Luca needs a loan to renovate his house, he goes to his bank and asks for an amount X. Luca is a good payer and therefore the bank would grant him the loan at a rate of 5% per year
However, Luca is not satisfied and remembers that a colleague suggested the CCX Finance. CCX deals with loans for real estate, cars, university and more.
Luca shows up in one of the CCX offices and the same loan for the same amount X would have a rate of 3.5%.
Luca as a customer does not find differences in the two loans, his only interest is in having the amount X he needs at the lowest available cost in the same agreed period of time.
So Luca for his convenience chooses to make a contract with the CCX
Here is an example of shadow banking.
The problem with shadow banking is how it is done or created. The banking circuit is created by people who save, and this savings goes into their current bank accounts. these current accounts are remunerated at 1%
the banks take this money, in customer accounts, and lend it to people like luca, at a rate of 5%. The difference between account yield and loan rate is the bank’s business
CCX, on the other hand, having 200 Luca accessing his loan service, transforms the series of loans made to its customers into a derivative financial product.
Inside there will be loans whose risk will vary, as people will be different and with a different financial history, from the safest to the most risky.
Obviously the greater risk will be more rewarded by customers with a worse financial history
This financial instrument will then be bought by someone, in this case from a pension fund, as its return on the market makes it extremely attractive.
the currency of the purchase of the instrument will enter into CCX, which will thus be able to create other loans to others Luca, loans which will be transformed into derivatives and sold to other funds and so on without stopping
As far as banks are concerned, there are strict regulations, especially after the 2008 crash. These regulations serve as a safety net for the banks and consequently for its customers.
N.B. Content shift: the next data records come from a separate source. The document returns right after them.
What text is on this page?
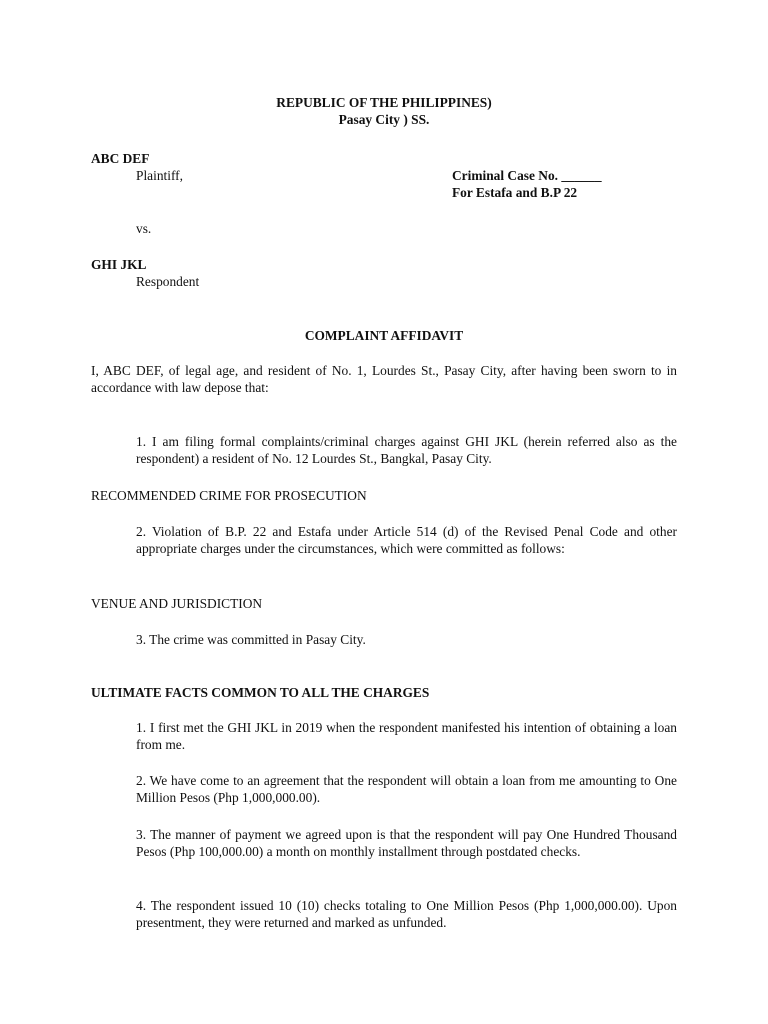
REPUBLIC OF THE PHILIPPINES)
Pasay City ) SS.
ABC DEF
Plaintiff,	Criminal Case No. ______
For Estafa and B.P 22
vs.
GHI JKL
Respondent
COMPLAINT AFFIDAVIT
I, ABC DEF, of legal age, and resident of No. 1, Lourdes St., Pasay City, after having been sworn to in accordance with law depose that:
1. I am filing formal complaints/criminal charges against GHI JKL (herein referred also as the respondent) a resident of No. 12 Lourdes St., Bangkal, Pasay City.
RECOMMENDED CRIME FOR PROSECUTION
2. Violation of B.P. 22 and Estafa under Article 514 (d) of the Revised Penal Code and other appropriate charges under the circumstances, which were committed as follows:
VENUE AND JURISDICTION
3. The crime was committed in Pasay City.
ULTIMATE FACTS COMMON TO ALL THE CHARGES
1. I first met the GHI JKL in 2019 when the respondent manifested his intention of obtaining a loan from me.
2. We have come to an agreement that the respondent will obtain a loan from me amounting to One Million Pesos (Php 1,000,000.00).
3. The manner of payment we agreed upon is that the respondent will pay One Hundred Thousand Pesos (Php 100,000.00) a month on monthly installment through postdated checks.
4. The respondent issued 10 (10) checks totaling to One Million Pesos (Php 1,000,000.00). Upon presentment, they were returned and marked as unfunded.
Let’s talk about capitalization and specific rules to save your deposited money
In companies like CCX, on the other hand, there is no safety net or if there is, it is very thin given the low or almost no regulation
Over the various years, the percentage of loans disbursed by banks in relation to loans disbursed by shadow banking has increasingly been in favor of the latter.
The main risk arises in the creation of the derivative financial assets that have the debts inside. The economic situation could change to a worse one, These debts could become bad debt and therefore waste paper. The problem would spill over to those who are the holders of the derivative securities, which could go to a value equal to zero and therefore cause the funds that hold them to fail.
On the other side of the fence, in the event of a lack of financial stability, the funds interested in purchasing these derivatives could be scarce, putting companies like CCX in difficulty and causing their customers to return to the banking world for liquidity. necessary.